O primeiro envolveu uma carona dada a um homem chamado Alex, seguida de uma experiência envolvendo um objeto luminoso e posterior perda de consciência, segundo seu relato.
O segundo envolveu um desaparecimento de vários dias e seu reaparecimento no Espírito Santo, segundo registros posteriores.
Pesquisadores da SBEDV investigaram o caso e produziram documentação sobre ele. Médicos também tiveram contato com Pátero após o primeiro episódio.
O que não podemos estabelecer historicamente é que Pátero tenha efetivamente entrado em uma nave extraterrestre ou que os fenômenos tenham sido produzidos por tecnologia não humana.
Essa conclusão permanece no campo das hipóteses.
O legado do Caso Pátero
Mais de cinco décadas depois, o nome de Onilson Pátero continua aparecendo entre os casos clássicos da ufologia brasileira.
Seu caso atravessou diferentes períodos da pesquisa ufológica: foi investigado por pesquisadores da década de 1970, ganhou espaço em publicações especializadas, chamou a atenção de autoridades e posteriormente foi recuperado por jornais e pesquisadores interessados na história dos OVNIs no Brasil.
Hoje, sua importância talvez esteja menos em tentar declarar definitivamente o que aconteceu e mais em compreender como um dos relatos de contato mais conhecidos do Brasil foi construído, investigado e preservado ao longo das décadas.
O Caso Pátero permanece, portanto, entre duas fronteiras: de um lado, os acontecimentos e documentos que podem ser pesquisados historicamente; de outro, uma interpretação extraordinária que continua sem comprovação independente.
E talvez seja justamente essa fronteira que mantenha o caso tão fascinante.
Registros e fontes históricas
- Sociedade Brasileira de Estudos de Discos Voadores (SBEDV) — investigações publicadas nos boletins 94/98 e 99/103, contendo entrevistas e informações sobre o primeiro episódio e os envolvidos na investigação.
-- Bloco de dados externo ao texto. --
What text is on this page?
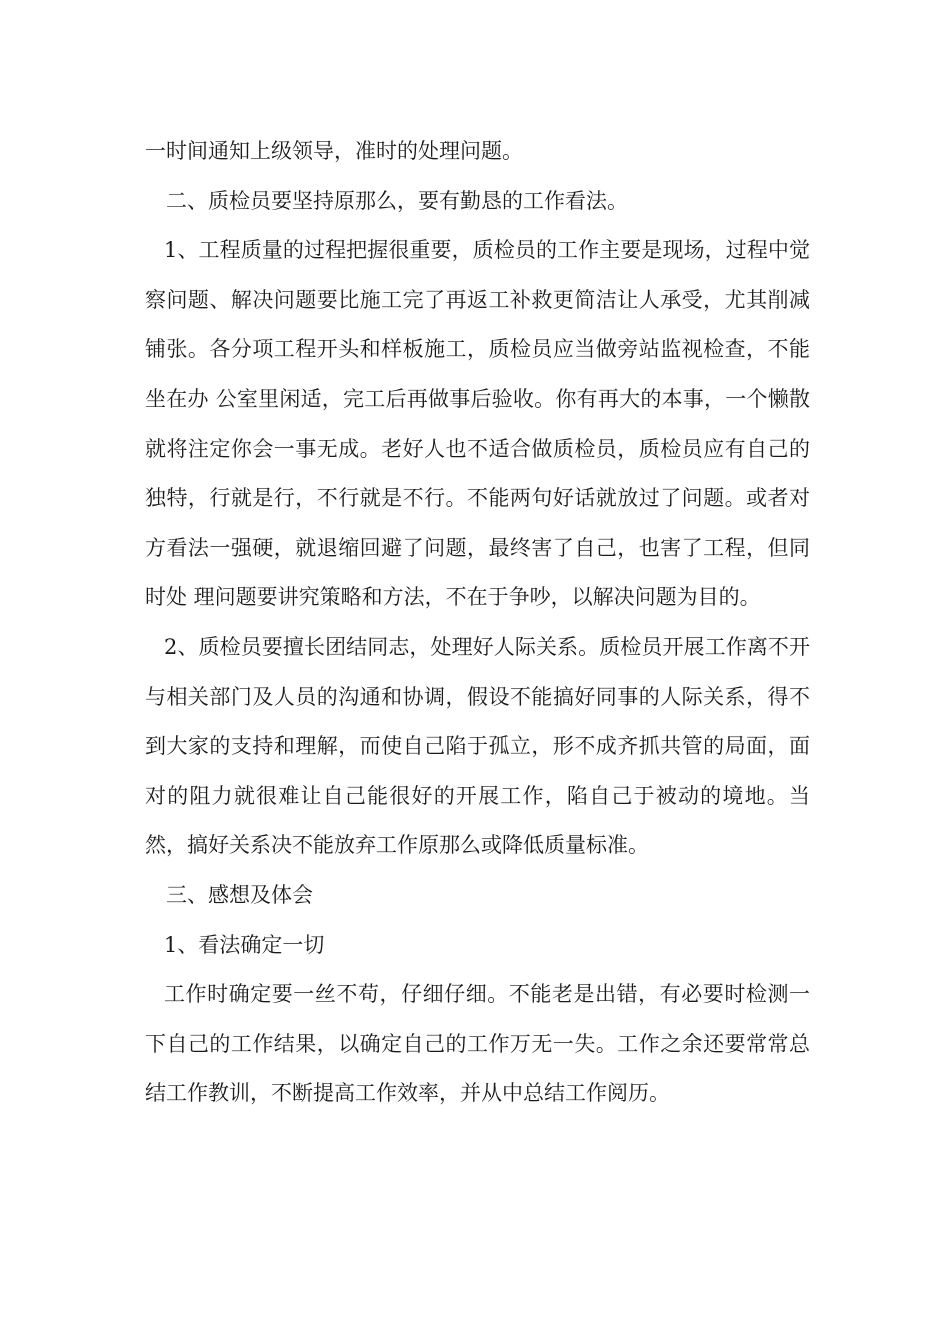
一时间通知上级领导，准时的处理问题。

二、质检员要坚持原那么，要有勤恳的工作看法。

1、工程质量的过程把握很重要，质检员的工作主要是现场，过程中觉察问题、解决问题要比施工完了再返工补救更简洁让人承受，尤其削减铺张。各分项工程开头和样板施工，质检员应当做旁站监视检查，不能坐在办 公室里闲适，完工后再做事后验收。你有再大的本事，一个懒散就将注定你会一事无成。老好人也不适合做质检员，质检员应有自己的独特，行就是行，不行就是不行。不能两句好话就放过了问题。或者对方看法一强硬，就退缩回避了问题，最终害了自己，也害了工程，但同时处 理问题要讲究策略和方法，不在于争吵，以解决问题为目的。

2、质检员要擅长团结同志，处理好人际关系。质检员开展工作离不开与相关部门及人员的沟通和协调，假设不能搞好同事的人际关系，得不到大家的支持和理解，而使自己陷于孤立，形不成齐抓共管的局面，面对的阻力就很难让自己能很好的开展工作，陷自己于被动的境地。当然，搞好关系决不能放弃工作原那么或降低质量标准。

三、感想及体会

1、看法确定一切

工作时确定要一丝不苟，仔细仔细。不能老是出错，有必要时检测一下自己的工作结果，以确定自己的工作万无一失。工作之余还要常常总结工作教训，不断提高工作效率，并从中总结工作阅历。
- Folha de S.Paulo — 11 de maio de 1997 — reportagem sobre documentos do DOPS relacionados à investigação ufológica e ao segundo episódio envolvendo Onilson Pátero.
- Revista UFO — "Memórias da Ufologia: Mistério em Catanduva" — publicação que recupera o caso e informa que a investigação de Irene Granchi havia sido publicada no The APRO Bulletin em julho de 1973.
- Fenomenum — Caso Onilson Pátero — reprodução de materiais atribuídos à SBEDV e descrição das etapas da investigação. Deve ser consultada como fonte secundária de reprodução documental.